Абдулахаб, чтобы развязать себе руки и не быть зависимым от Гуляма, предупредил:
— Мы пойдем с запада, так что нам не по пути.
— Может, еще возьмешь пару моджахеддинов? — предложил Масуд.
— Нет. Вдвоем пройдем тише и спокойнее.
— Биссер хуп…
Отряд Гуляма отправился к реке, едва стемнело. Абдулахаб не торопился: проверил и почистил автомат и пистолет, то же заставил сделать Тахира.

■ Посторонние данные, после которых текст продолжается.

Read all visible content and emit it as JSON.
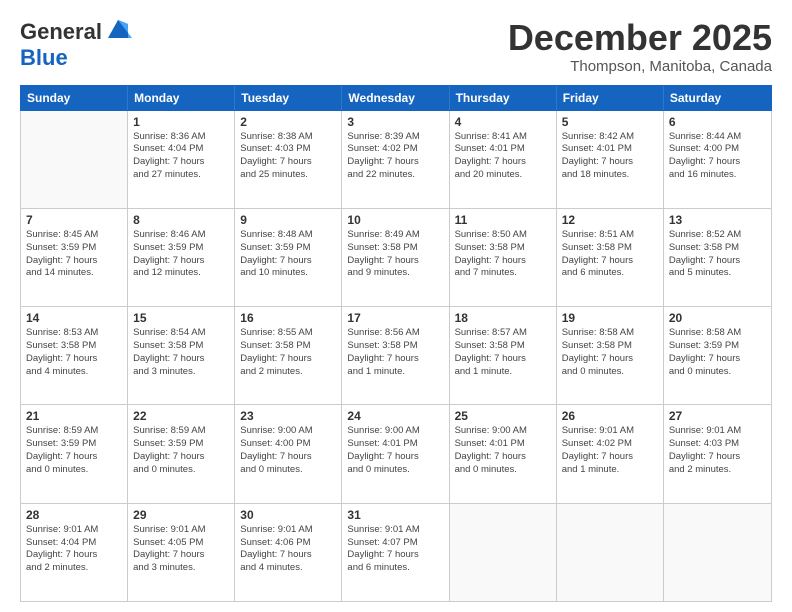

В пещере, где обосновался Масуд, кроме него и Азиза осталось пять моджахеддинов: один часовой на входе, и четверо — у самого входа, внутри; Масуд и Азиз — в углублении, за крутым изгибом, чтоб не слышать голосов подчиненных и спокойно отдыхать. Здесь же находились Абдулахаб и Тахир. Сардар не обращал на них внимания, сидел у стены, где висел электрический фонарь, и просматривал захваченные сегодня днем в уездном комитете партии кишлака Андава бумаги. Это были газеты и листовки, какие-то брошюры, отдельные листы с напечатанным и скорописным текстом.